Norway’s sovereign wealth fund, officially known as the Government Pension Fund Global, issued last week a new, government approved climate action plan that requires its portfolio companies to achieve net zero carbon emissions by 2050. “We will be a global leader in managing the financial risks and opportunities arising from climate change,” the fund noted in the plan.
The country’s sovereign wealth fund contains assets valued at $1.4 trillion, virtually all of which were generated from Norway’s oil and gas assets in its portion of the North Sea. Norges Bank’s CEO Nicolai Tangen is one of the investment industry’s so-called “12 emperors” and one of three sovereign wealth fund managers on the list. The fund owns the equivalent of about 1.5% of every publicly traded company in the world.
The Norwegian fund has outlined how it will implement its plan by 2025. One step the fund will take at the market level is to “sharpen” its engagement with companies by asking for science-based short-term, medium-term, and 2050 net zero targets and credible transition plans covering scope 1, scope 2, and material scope 3 emissions, and improved disclosures on performance.” Another market-level step will be to “encourage regulators and standard-setting bodies to set mandatory requirements for climate-related reporting for listed and unlisted companies” and to “support the development of sustainable financial markets, including for green bonds.”
At the portfolio level, the fund plans to increase its investments in renewable energy infrastructure and will “systematically” monitor the portfolio’s climate risks. The fund will divest from companies with “unmitigated climate risks, especially where engagement has failed or is unlikely to succeed.”
The GPFG maintains, however, that addressing ESG issues is one of its most important tools for generating better-than-average returns. Citing the backlash against ESG investing in some parts of the United States, Tangen told the Financial Times that the fund believes “it’s more important than ever to retain the focus on these extremely important matters.” And despite a macroeconomic environment of slowing growth and rising inflation, Tangen commented, “We must not forget decarbonisation.”
In 2019, the country’s ministry of finance declined to exclude oil and gas companies from the GPFG, despite the recommendation of Norges Bank. The ministry argues that continuing to hold shares in integrated oil and gas companies could exclude the fund from participating in the projected growth of renewable energy operations of these large integrated firms. The fund divested about $7.5 billion in oil and gas stocks, just 0.075% of the wealth fund’s total holdings at the time of $1 trillion.
The Corporate Citizenship Project, a corporate governance think-tank, expressed skepticism about the ability of Norges Bank to successfully implement its plan.
“On the one hand, we are supportive of science-based quantitative ESG targets because they prevent massive abuse and conflicts of interest when it comes to ESG rating decisions.
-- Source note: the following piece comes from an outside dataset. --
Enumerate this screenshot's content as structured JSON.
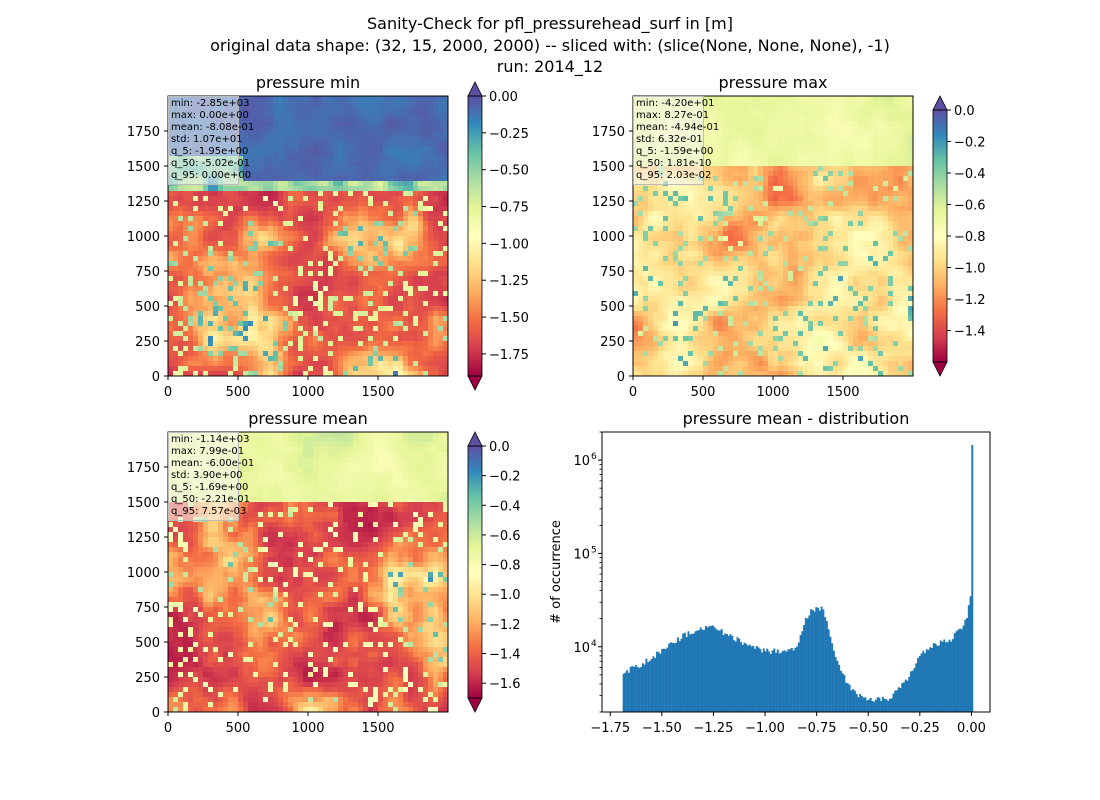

On the other hand, we are skeptical that Norges Bank will fully implement their stated objectives because most corporations realistically will not be able to comply with these arduous disclosure requirements,” said Bryan Junus, Chief Analyst for The Corporate Citizenship Project.
Norway’s population is around 5.4 million, and the country’s sovereign wealth fund is worth more than $200,000 for every person. That wealth was built on North Sea oil, and now the country will be phasing out oil and gas extraction and putting its financial might behind sustainable energy development. Will that help move major oil and gas producers to consider setting a net zero emissions goal of their own? Should the oil and gas producers invest more now in phasing out their own business over the long haul in favor of more climate friendly energy sources or should they continue looking only at short-term profits?